Ontem
e hoje
Chamava-se
Virgolina.
Muito
viva, muito garota, parecia um vivo demônio. Era destas feias simpáticas, tão
simpáticas e cativantes que ninguém dá pela sua fealdade. Andava sempre um riso
escarninho a brincar-lhe nos lábios cor de romã, e nunca uma sombra de tristeza
nublara o seu olhar azul muito doce, muito suave.
Andavam
de boca em boca os seus ditos engraçados, às vezes duma graça que feria,
fazendo rir ao mesmo tempo. Ninguém lhe queria mal, ninguém lhe era sequer
indiferente, tanto a sua fútil pessoinha encantava.
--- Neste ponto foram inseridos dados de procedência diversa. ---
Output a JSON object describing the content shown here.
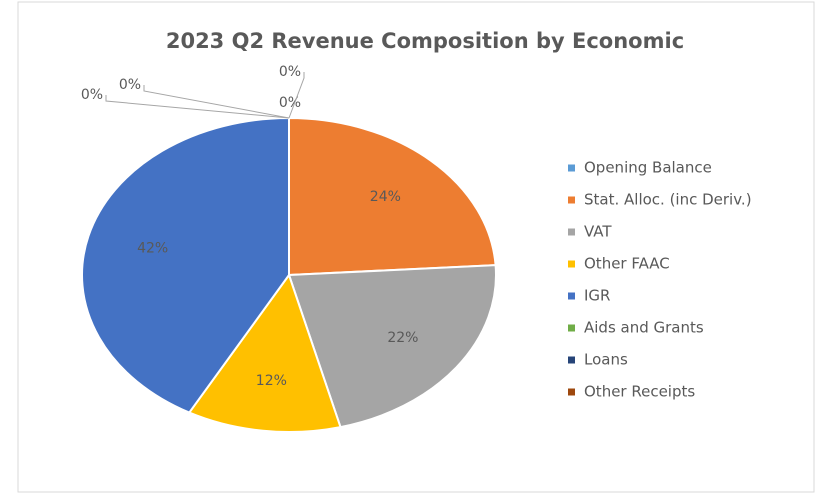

Os que a encontravam na rua
cumprimentavam na com afabilidade, e raros deixavam de a provocar, obrigando-a
a uma girândola de gargalhadas cristalinas, que faziam rir por contagio quando
a ouviam rir.
Espalhou-se
um dia, na aldeia, que a Virgolina ia casar. Ao princípio ninguém acreditou;
mas um domingo, à hora da missa, o padre fez as proclamas, e desde esse momento
não havia que duvidar. O noivo era um rapaz de fora, que ela conhecera numa
romaria, e por quem se apaixonara doidamente.
Todos
esperavam que ela mudasse, noiva já apregoada, deixando aqueles modos
desenvoltos, em que punha uma graciosidade de rapariga andaluza, e aquelas
falas muito jocosas, de uma ironia às vezes sangrenta, em que havia talvez
demasiada liberdade.
Mas
a Virgolina não mudou até ao dia em que deu o laço indissolúvel, aceitando por
seu legitimo esposo o eleito do seu coração. Nem chorou, como é da praxe,
quando saiu de casa para a Igreja, muito taful, com o seu véu de noiva, e as
suas flores de laranjeira, como um diadema, enfeitando o seu cabelo negro.
No
dia seguinte, logo de manhã, como de costume, a Virgolina saiu de casa para ir
à fonte. Como passasse a pequena distância dum rancho de raparigas:
—
Ó Virgolina! O Virgolina!
Nem
olhou para lá. O caso fez sensação no grupo, e logo uma delas se destacou, a
interrogá-la.
—
Não ouviste chamar-te?
—
Eu não.
—
É impossível. Gritamos todas — Ó Virgolina! Ó Virgolina.
—
Pois aí está; cuidei que não era comigo.
—
Que não era contigo?...
—
Pois está claro. Se fosse ontem, ouvindo chamar — ó Virgolina! — acudia logo;
mas hoje...
—
Hoje o quê? Não percebo...
—
Tu o perceberás um dia.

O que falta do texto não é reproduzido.